A salute to American workers

Like so many holidays, Labor Day is losing its significance.

For many, it's the unofficial end of summer, one last long weekend at the shore or at the campground.

Few communities do much to observe Labor Day. There are occasional parades and ceremonies by unions, but for the most part, few people take the time to think about what Labor Day means and why we celebrate it.

The first observance of Labor Day is believed to have been a parade of 10,000 workers on Sept. 5, 1882, in New York City, organized by Peter J. McGuire, a Carpenters and Joiners Union secretary. By 1893, more than half the states were observing a “Labor Day” on one day or another, and a bill to establish a federal holiday was passed by Congress in 1894. President Grover Cleveland signed the bill soon afterward — designating the first Monday in September as Labor Day.

Here are some statistics available at the U.S. Census Bureau Web site about America's work force.

There are 151 million who work for a living out of a total U.S. population of 300 million. The working population consists of 81.2 million men and 69.8 million women above the age of 16.

About 82 percent of workers 18 to 64 are covered by health insurance.

Only 77 percent of workers in private industry receive a paid vacation as one of their employment benefits. In addition, 77 percent of workers receive paid holidays, 14 percent have access to employer assisted child care and 11 percent have access to long-term care insurance.

The median salary for full-time male workers in 2006 was $40,798, but just $31,223 for female workers.

The number of workers who hold down more than one job is 7.5 million. These so-called moonlighters make up just 5 percent of the working population. Of those moonlighters, 3.9 million work full time at their primary job and part time at their other job. About 294,000 workers work two full-time jobs. When do they sleep?
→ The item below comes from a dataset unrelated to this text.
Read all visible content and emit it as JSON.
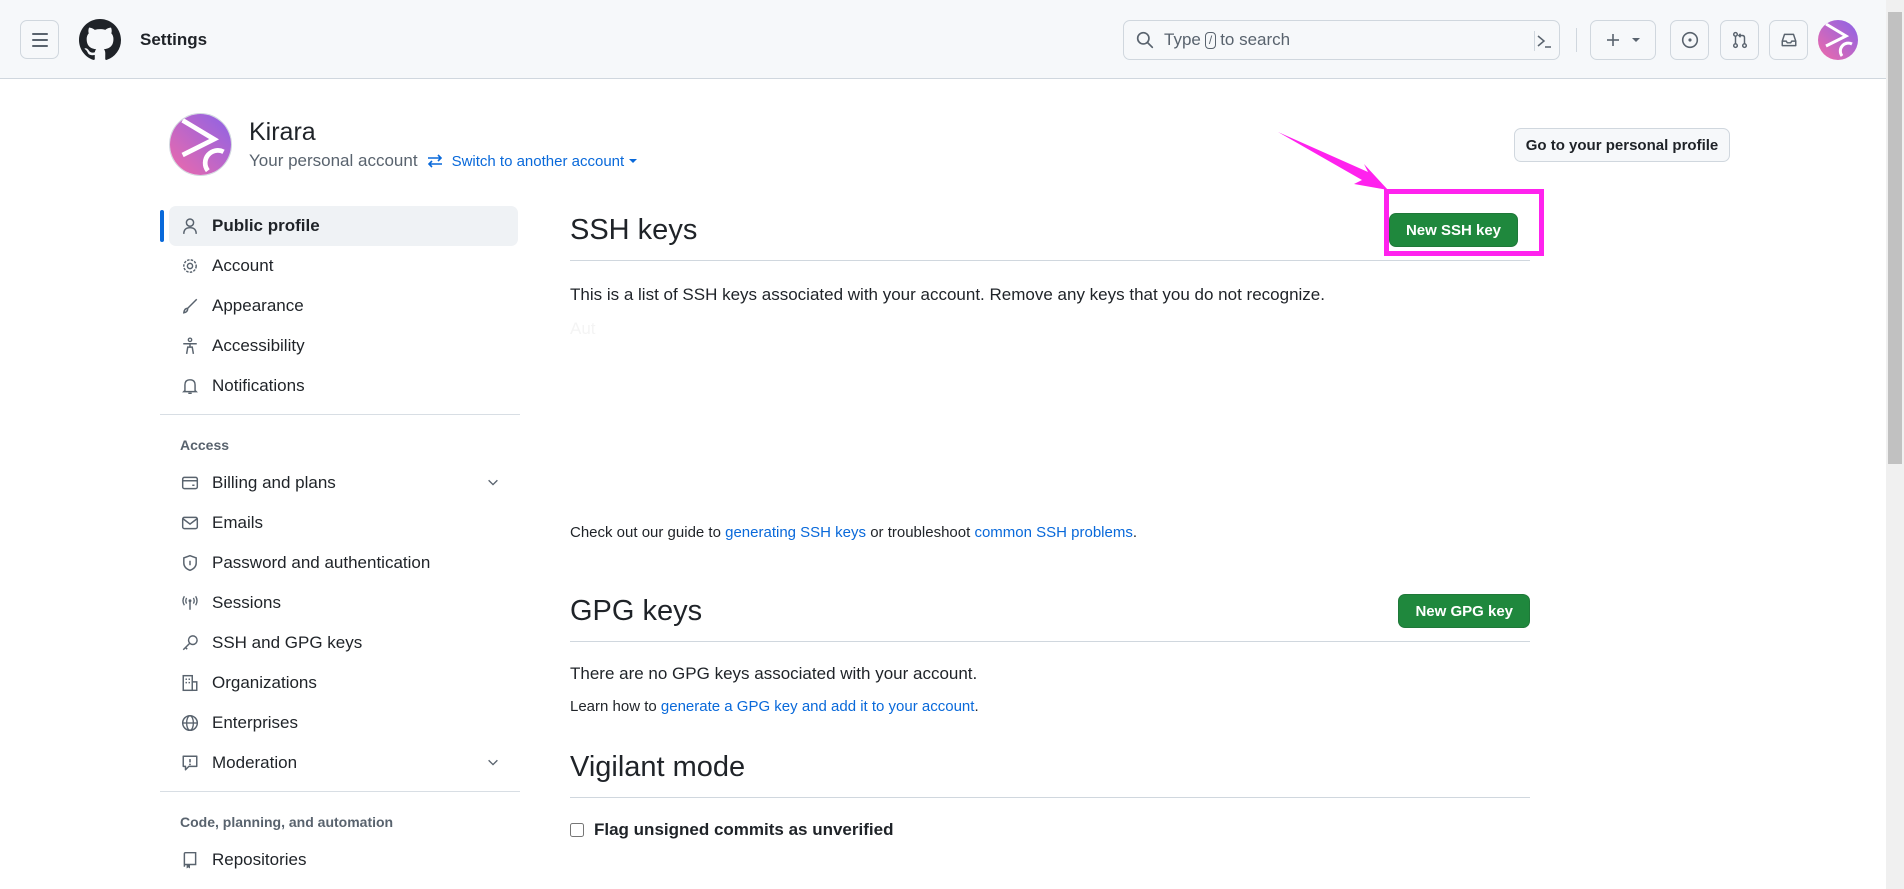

The number of self-employed workers in the U.S. is 10.5 million. The number of people who work from home is 5 million.

It seems a lot of people work for the government these days. The number of state government employees has reached 5.1 million. The number of civilian employees at the federal government has reached 2.7 million. The Census Bureau doesn’t keep track of how many people work for local or state governments.

Besides wages, there is a growing gap between men and women in the type of jobs they hold.
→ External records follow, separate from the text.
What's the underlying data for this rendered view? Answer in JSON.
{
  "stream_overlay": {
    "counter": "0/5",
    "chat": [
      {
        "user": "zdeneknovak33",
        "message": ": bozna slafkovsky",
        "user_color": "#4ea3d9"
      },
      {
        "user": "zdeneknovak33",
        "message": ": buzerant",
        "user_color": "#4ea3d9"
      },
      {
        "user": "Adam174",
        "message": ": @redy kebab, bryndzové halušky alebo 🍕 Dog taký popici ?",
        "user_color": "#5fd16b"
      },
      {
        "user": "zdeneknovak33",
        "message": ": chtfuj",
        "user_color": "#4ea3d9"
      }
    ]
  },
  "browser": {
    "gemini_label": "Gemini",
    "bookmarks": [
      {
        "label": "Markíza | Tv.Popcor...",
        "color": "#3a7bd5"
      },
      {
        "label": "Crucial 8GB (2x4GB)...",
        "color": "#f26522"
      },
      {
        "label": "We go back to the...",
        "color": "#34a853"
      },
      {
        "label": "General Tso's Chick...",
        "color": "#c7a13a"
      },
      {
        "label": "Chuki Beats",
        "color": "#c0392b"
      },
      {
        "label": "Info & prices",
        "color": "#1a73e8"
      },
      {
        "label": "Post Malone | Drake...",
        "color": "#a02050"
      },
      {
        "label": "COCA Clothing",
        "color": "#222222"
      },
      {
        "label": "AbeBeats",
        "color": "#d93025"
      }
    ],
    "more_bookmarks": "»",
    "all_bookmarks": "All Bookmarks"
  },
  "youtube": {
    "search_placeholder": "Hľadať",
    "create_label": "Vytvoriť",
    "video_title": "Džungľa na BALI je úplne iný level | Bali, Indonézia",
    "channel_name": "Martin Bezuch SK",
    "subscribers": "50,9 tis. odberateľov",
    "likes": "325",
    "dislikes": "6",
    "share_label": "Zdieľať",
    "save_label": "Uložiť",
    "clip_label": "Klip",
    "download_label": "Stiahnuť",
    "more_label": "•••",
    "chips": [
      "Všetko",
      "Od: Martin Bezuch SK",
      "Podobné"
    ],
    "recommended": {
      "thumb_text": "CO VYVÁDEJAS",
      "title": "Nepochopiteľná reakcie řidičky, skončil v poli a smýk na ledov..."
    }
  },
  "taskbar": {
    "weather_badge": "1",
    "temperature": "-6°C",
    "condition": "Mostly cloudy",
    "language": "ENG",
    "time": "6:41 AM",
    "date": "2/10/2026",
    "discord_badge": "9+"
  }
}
The number of women in educational, health and social service industries is 20.4 million. Manufacturing is the top category for men, with 11.4 million.
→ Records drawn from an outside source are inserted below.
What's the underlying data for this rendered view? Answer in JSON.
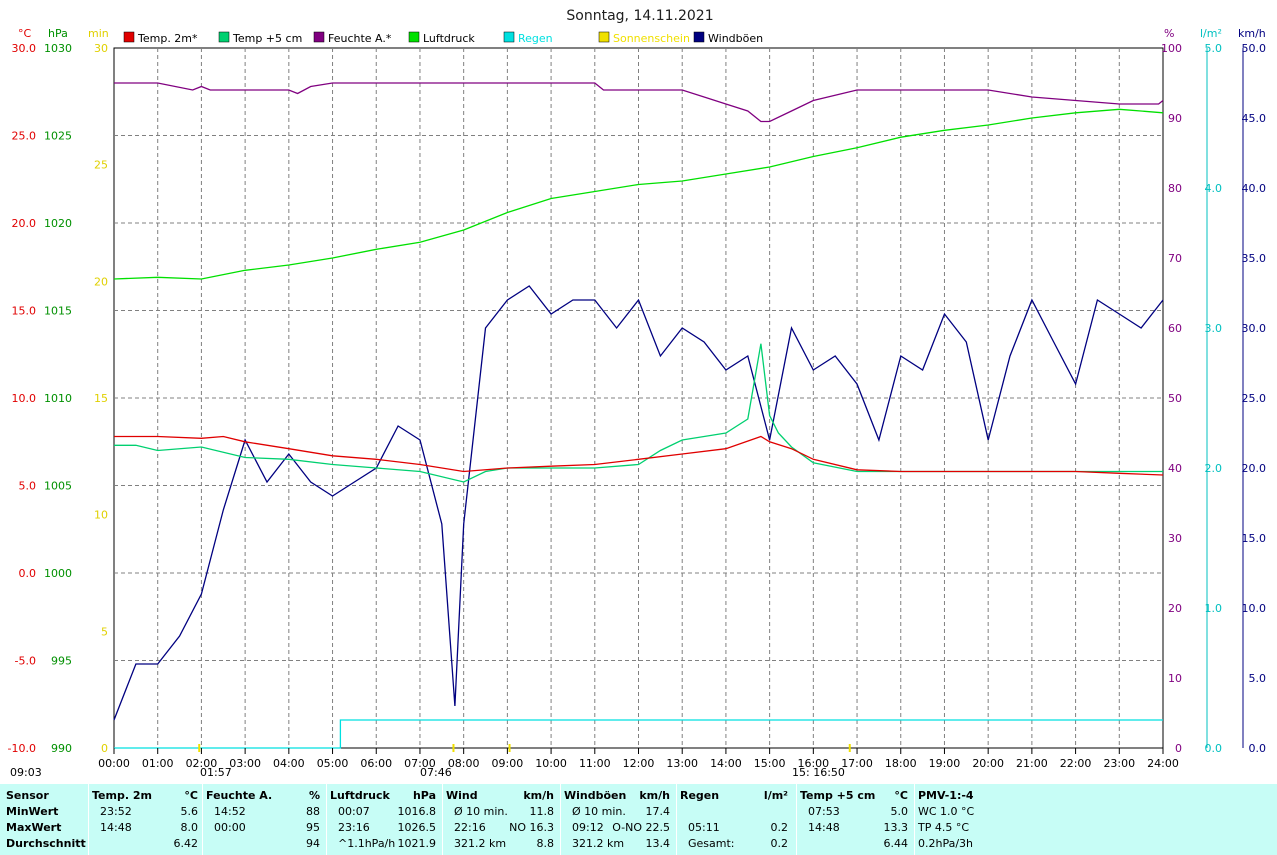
{
  "title": "Sonntag, 14.11.2021",
  "axis_units": {
    "temp": "°C",
    "pressure": "hPa",
    "sun": "min",
    "humidity": "%",
    "rain": "l/m²",
    "wind": "km/h"
  },
  "colors": {
    "temp2m": "#e00000",
    "temp5cm": "#00d070",
    "humidity": "#800080",
    "pressure": "#00e000",
    "rain": "#00e0e0",
    "sun": "#f0e000",
    "gusts": "#000080",
    "grid": "#808080",
    "temp_axis": "#e00000",
    "pressure_axis": "#009000",
    "sun_axis": "#e0d000",
    "hum_axis": "#800080",
    "rain_axis": "#00c0c0",
    "wind_axis": "#000080"
  },
  "chart_data": {
    "type": "line",
    "title": "Sonntag, 14.11.2021",
    "x_ticks": [
      "00:00",
      "01:00",
      "02:00",
      "03:00",
      "04:00",
      "05:00",
      "06:00",
      "07:00",
      "08:00",
      "09:00",
      "10:00",
      "11:00",
      "12:00",
      "13:00",
      "14:00",
      "15:00",
      "16:00",
      "17:00",
      "18:00",
      "19:00",
      "20:00",
      "21:00",
      "22:00",
      "23:00",
      "24:00"
    ],
    "axes": {
      "temp": {
        "ticks": [
          "30.0",
          "25.0",
          "20.0",
          "15.0",
          "10.0",
          "5.0",
          "0.0",
          "-5.0",
          "-10.0"
        ],
        "ylim": [
          -10,
          30
        ]
      },
      "pressure": {
        "ticks": [
          "1030",
          "1025",
          "1020",
          "1015",
          "1010",
          "1005",
          "1000",
          "995",
          "990"
        ],
        "ylim": [
          990,
          1030
        ]
      },
      "sun": {
        "ticks": [
          "30",
          "25",
          "20",
          "15",
          "10",
          "5",
          "0"
        ],
        "ylim": [
          0,
          30
        ]
      },
      "humidity": {
        "ticks": [
          "100",
          "90",
          "80",
          "70",
          "60",
          "50",
          "40",
          "30",
          "20",
          "10",
          "0"
        ],
        "ylim": [
          0,
          100
        ]
      },
      "rain": {
        "ticks": [
          "5.0",
          "4.0",
          "3.0",
          "2.0",
          "1.0",
          "0.0"
        ],
        "ylim": [
          0,
          5
        ]
      },
      "wind": {
        "ticks": [
          "50.0",
          "45.0",
          "40.0",
          "35.0",
          "30.0",
          "25.0",
          "20.0",
          "15.0",
          "10.0",
          "5.0",
          "0.0"
        ],
        "ylim": [
          0,
          50
        ]
      }
    },
    "legend": [
      "Temp. 2m*",
      "Temp +5 cm",
      "Feuchte A.*",
      "Luftdruck",
      "Regen",
      "Sonnenschein",
      "Windböen"
    ],
    "series": [
      {
        "name": "Temp. 2m*",
        "axis": "temp",
        "x": [
          0,
          1,
          2,
          2.5,
          3,
          4,
          5,
          6,
          7,
          8,
          9,
          10,
          11,
          12,
          13,
          14,
          14.8,
          15,
          15.5,
          16,
          17,
          18,
          19,
          20,
          21,
          22,
          23,
          24
        ],
        "values": [
          7.8,
          7.8,
          7.7,
          7.8,
          7.5,
          7.1,
          6.7,
          6.5,
          6.2,
          5.8,
          6.0,
          6.1,
          6.2,
          6.5,
          6.8,
          7.1,
          7.8,
          7.5,
          7.1,
          6.5,
          5.9,
          5.8,
          5.8,
          5.8,
          5.8,
          5.8,
          5.7,
          5.6
        ]
      },
      {
        "name": "Temp +5 cm",
        "axis": "temp",
        "x": [
          0,
          0.5,
          1,
          2,
          3,
          4,
          5,
          6,
          7,
          8,
          8.5,
          9,
          10,
          11,
          12,
          12.5,
          13,
          13.5,
          14,
          14.5,
          14.8,
          15,
          15.2,
          15.5,
          16,
          17,
          18,
          19,
          20,
          21,
          22,
          23,
          24
        ],
        "values": [
          7.3,
          7.3,
          7.0,
          7.2,
          6.6,
          6.5,
          6.2,
          6.0,
          5.8,
          5.2,
          5.8,
          6.0,
          6.0,
          6.0,
          6.2,
          7.0,
          7.6,
          7.8,
          8.0,
          8.8,
          13.1,
          9.0,
          8.0,
          7.2,
          6.3,
          5.8,
          5.8,
          5.8,
          5.8,
          5.8,
          5.8,
          5.8,
          5.8
        ]
      },
      {
        "name": "Feuchte A.*",
        "axis": "humidity",
        "x": [
          0,
          1,
          1.8,
          2,
          2.2,
          2.5,
          3,
          4,
          4.2,
          4.5,
          5,
          6,
          7,
          8,
          9,
          10,
          11,
          11.2,
          12,
          13,
          13.5,
          14,
          14.5,
          14.8,
          15,
          15.5,
          16,
          17,
          18,
          19,
          20,
          21,
          22,
          23,
          23.9,
          24
        ],
        "values": [
          95,
          95,
          94,
          94.5,
          94,
          94,
          94,
          94,
          93.5,
          94.5,
          95,
          95,
          95,
          95,
          95,
          95,
          95,
          94,
          94,
          94,
          93,
          92,
          91,
          89.5,
          89.5,
          91,
          92.5,
          94,
          94,
          94,
          94,
          93,
          92.5,
          92,
          92,
          92.5
        ]
      },
      {
        "name": "Luftdruck",
        "axis": "pressure",
        "x": [
          0,
          1,
          2,
          3,
          4,
          5,
          6,
          7,
          8,
          9,
          10,
          11,
          12,
          13,
          14,
          15,
          16,
          17,
          18,
          19,
          20,
          21,
          22,
          23,
          24
        ],
        "values": [
          1016.8,
          1016.9,
          1016.8,
          1017.3,
          1017.6,
          1018.0,
          1018.5,
          1018.9,
          1019.6,
          1020.6,
          1021.4,
          1021.8,
          1022.2,
          1022.4,
          1022.8,
          1023.2,
          1023.8,
          1024.3,
          1024.9,
          1025.3,
          1025.6,
          1026.0,
          1026.3,
          1026.5,
          1026.3
        ]
      },
      {
        "name": "Regen",
        "axis": "rain",
        "x": [
          0,
          5.18,
          5.18,
          24
        ],
        "values": [
          0,
          0,
          0.2,
          0.2
        ]
      },
      {
        "name": "Windböen",
        "axis": "wind",
        "x": [
          0,
          0.5,
          1,
          1.5,
          2,
          2.5,
          3,
          3.5,
          4,
          4.5,
          5,
          5.5,
          6,
          6.5,
          7,
          7.5,
          7.8,
          8,
          8.5,
          9,
          9.5,
          10,
          10.5,
          11,
          11.5,
          12,
          12.5,
          13,
          13.5,
          14,
          14.5,
          15,
          15.5,
          16,
          16.5,
          17,
          17.5,
          18,
          18.5,
          19,
          19.5,
          20,
          20.5,
          21,
          21.5,
          22,
          22.5,
          23,
          23.5,
          24
        ],
        "values": [
          2,
          6,
          6,
          8,
          11,
          17,
          22,
          19,
          21,
          19,
          18,
          19,
          20,
          23,
          22,
          16,
          3,
          16,
          30,
          32,
          33,
          31,
          32,
          32,
          30,
          32,
          28,
          30,
          29,
          27,
          28,
          22,
          30,
          27,
          28,
          26,
          22,
          28,
          27,
          31,
          29,
          22,
          28,
          32,
          29,
          26,
          32,
          31,
          30,
          32
        ]
      }
    ],
    "sun_markers": [
      {
        "label": "09:03",
        "time": "09:03"
      },
      {
        "label": "01:57",
        "time": "01:57"
      },
      {
        "label": "07:46",
        "time": "07:46"
      },
      {
        "label": "15: 16:50",
        "time": "16:50"
      }
    ],
    "grid": true
  },
  "summary": {
    "columns": [
      {
        "header": "Sensor",
        "unit": "",
        "rows": [
          "MinWert",
          "MaxWert",
          "Durchschnitt"
        ]
      },
      {
        "header": "Temp. 2m",
        "unit": "°C",
        "rows": [
          [
            "23:52",
            "5.6"
          ],
          [
            "14:48",
            "8.0"
          ],
          [
            "",
            "6.42"
          ]
        ]
      },
      {
        "header": "Feuchte A.",
        "unit": "%",
        "rows": [
          [
            "14:52",
            "88"
          ],
          [
            "00:00",
            "95"
          ],
          [
            "",
            "94"
          ]
        ]
      },
      {
        "header": "Luftdruck",
        "unit": "hPa",
        "rows": [
          [
            "00:07",
            "1016.8"
          ],
          [
            "23:16",
            "1026.5"
          ],
          [
            "^1.1hPa/h",
            "1021.9"
          ]
        ]
      },
      {
        "header": "Wind",
        "unit": "km/h",
        "rows": [
          [
            "Ø 10 min.",
            "11.8"
          ],
          [
            "22:16",
            "NO 16.3"
          ],
          [
            "321.2 km",
            "8.8"
          ]
        ]
      },
      {
        "header": "Windböen",
        "unit": "km/h",
        "rows": [
          [
            "Ø 10 min.",
            "17.4"
          ],
          [
            "09:12",
            "O-NO 22.5"
          ],
          [
            "321.2 km",
            "13.4"
          ]
        ]
      },
      {
        "header": "Regen",
        "unit": "l/m²",
        "rows": [
          [
            "",
            ""
          ],
          [
            "05:11",
            "0.2"
          ],
          [
            "Gesamt:",
            "0.2"
          ]
        ]
      },
      {
        "header": "Temp +5 cm",
        "unit": "°C",
        "rows": [
          [
            "07:53",
            "5.0"
          ],
          [
            "14:48",
            "13.3"
          ],
          [
            "",
            "6.44"
          ]
        ]
      },
      {
        "header": "PMV-1:-4",
        "unit": "",
        "rows": [
          "WC 1.0 °C",
          "TP 4.5 °C",
          "0.2hPa/3h"
        ]
      }
    ]
  }
}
What percentage of workers 16 and older work more than 40 hours? The answer is 28 percent. Eight percent of workers reported working 60 or more hours per week.

Americans are changing employers more than ever, spending an average of four years at each job. About 10 percent of those employed have been with their current employer for 20 or more years.

About 5 percent of workers say they work the evening shift (any time between 2 p.m. and midnight) and another 3 percent work the night shift (any time between 9 p.m. and 8 a.m.).

The number of unionized workers continues to decline. Just 15.5 million American workers belong to a labor union.

The most popular job in the U.S.? Teaching. About 6.8 million Americans are teachers.

The amount of time the average American spends commuting to work? More than 100 hours, which exceeds the typical two weeks vacation time taken by U.S. workers over the course of a year.

So enjoy some time off on this Labor Day. You've earned it.